Outside, in the winter sunshine, we were assaulted by an army of sub-Saharan flies, blown north by the approaching hurricane ‘Gonzalo’ – ‘better get used to the flies’ they joked as they rushed off to join their male companions; all equally fit and agile, bright eyed and enthusiastic.
There was reason once, that we picked the brightest, fittest, most intelligent from our communities to fight hand to hand in togas and sandals – but that reason has long gone.
Now we scrape the top of our genetic barrel to carry diseased corpses out of African hovels, or drive land-rovers down mined middle-eastern dust tracks – or to jump and run over the top of muddy trenches into a hail of munitions. It requires bravery, of course, but the bravery comes from electing to serve your country, knowing that is what lies ahead – it doesn’t require any great skill or intelligence to die in a hail of bullets or from carrying an Ebola laden corpse. So why do we sacrifice the cream of our communities to die for their country?
We are told that ‘returning Jihadists’ represent a threat to our nation that we don’t know what to do with; that our prisons are full of paedophiles at great expense; that we must support financially an army of ‘unemployable’ young men because they have not managed to absorb even a rudimentary education – isn’t it time we scraped the bottom of the genetic barrel and established a ‘Dud’s Army’, and replaced social security and expensive prisons with a guaranteed place in the 1st Corpse Carrying Division of the Dud’s Army, or the 31st IED Fragmented Battalion?

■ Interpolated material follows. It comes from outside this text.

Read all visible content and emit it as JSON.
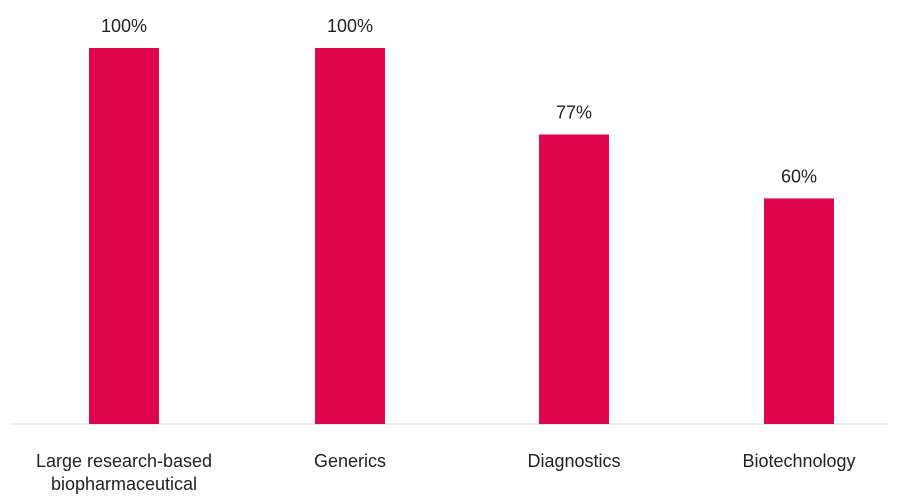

Three square meals a day, all the gyms and sports facilities you can shake a stick at – and the chance to serve your country, make amends to society for your previously useless life, and maybe 72 Virgins in the after-life for those who believe in such things?
We are told that our present military is ‘socially diverse’ – but that only refers to their parent’s occupation, and their parents aren’t the ones splattered over an Afghani roadside. They are not genetically diverse! – they are the cream of our breeding ability; the ones who should be at home gaily fornicating with the prettiest girls and producing our next generation.
Let’s hear it for a Dud’s Army. We don’t need Roman gladiators any longer, just keep a few of the brightest to organise the rest, and demob the remainder home to a soft sofa and Sky TV all day…the next generation will be vastly improved and we will save a small fortune.